Ni los TSJ, entiendo, pueden autorizar limitaciones de derechos al amparo de una normativa genérica que incumple con los requisitos establecidos, ni en este momento pueden hacerlo ante la inexistencia de razones que el mismo Ejecutivo desmiente con su comportamiento. Esperemos, pues, que el nuestro actúe en consecuencia. Y que la culpa no recaiga en el gobierno valenciano, sino en el central que lo ha dejado, otra vez, indefenso y a su suerte.

De la misma forma, la creación de un recurso de casación ante el Tribunal Supremo ante las decisiones de los TSJ en estas materias, por medio de Decreto, debe ser puesta bajo sospecha de inconstitucionalidad.
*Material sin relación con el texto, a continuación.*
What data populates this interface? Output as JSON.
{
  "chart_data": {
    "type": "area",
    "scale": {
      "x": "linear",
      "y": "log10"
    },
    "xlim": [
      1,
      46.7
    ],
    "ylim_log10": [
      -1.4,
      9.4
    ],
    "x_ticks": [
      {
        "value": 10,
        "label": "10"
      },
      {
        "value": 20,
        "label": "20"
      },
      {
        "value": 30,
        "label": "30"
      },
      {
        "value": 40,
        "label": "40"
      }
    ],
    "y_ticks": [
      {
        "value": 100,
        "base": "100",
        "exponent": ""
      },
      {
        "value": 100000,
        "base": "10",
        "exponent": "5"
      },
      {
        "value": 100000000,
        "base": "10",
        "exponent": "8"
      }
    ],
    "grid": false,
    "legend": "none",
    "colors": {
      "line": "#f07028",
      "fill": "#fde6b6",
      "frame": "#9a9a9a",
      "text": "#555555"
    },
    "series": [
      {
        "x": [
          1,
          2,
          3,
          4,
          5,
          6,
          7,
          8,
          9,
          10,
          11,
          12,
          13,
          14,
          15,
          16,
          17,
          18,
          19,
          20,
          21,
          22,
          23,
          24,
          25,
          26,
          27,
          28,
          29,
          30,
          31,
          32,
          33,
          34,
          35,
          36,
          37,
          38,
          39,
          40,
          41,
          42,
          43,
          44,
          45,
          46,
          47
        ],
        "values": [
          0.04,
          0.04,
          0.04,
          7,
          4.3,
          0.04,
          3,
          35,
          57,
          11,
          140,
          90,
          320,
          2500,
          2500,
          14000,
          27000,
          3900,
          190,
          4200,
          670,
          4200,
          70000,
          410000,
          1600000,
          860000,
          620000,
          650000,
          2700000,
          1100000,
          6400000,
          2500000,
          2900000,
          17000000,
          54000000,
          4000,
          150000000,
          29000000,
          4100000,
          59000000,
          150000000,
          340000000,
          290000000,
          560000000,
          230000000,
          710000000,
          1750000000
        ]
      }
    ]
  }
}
No sólo porque no exista procesalmente la urgencia que el gobierno reclama y que niega con su pasividad, sino porque la determinación de las competencias de los órganos jurisdiccionales afecta al derecho al juez legal (art. 24CE), no pudiendo los Decretos leyes regular materias que afecten a los derechos fundamentales.

Pero, el gobierno, con esa frivolidad que le caracteriza juega con los tiempos procesales y con el cumplimiento por parte de los tribunales de sus deberes. Solo reaccionará si estos le dicen no y le ponen en la tesitura de gobernar. Y eso es mucho exigirle.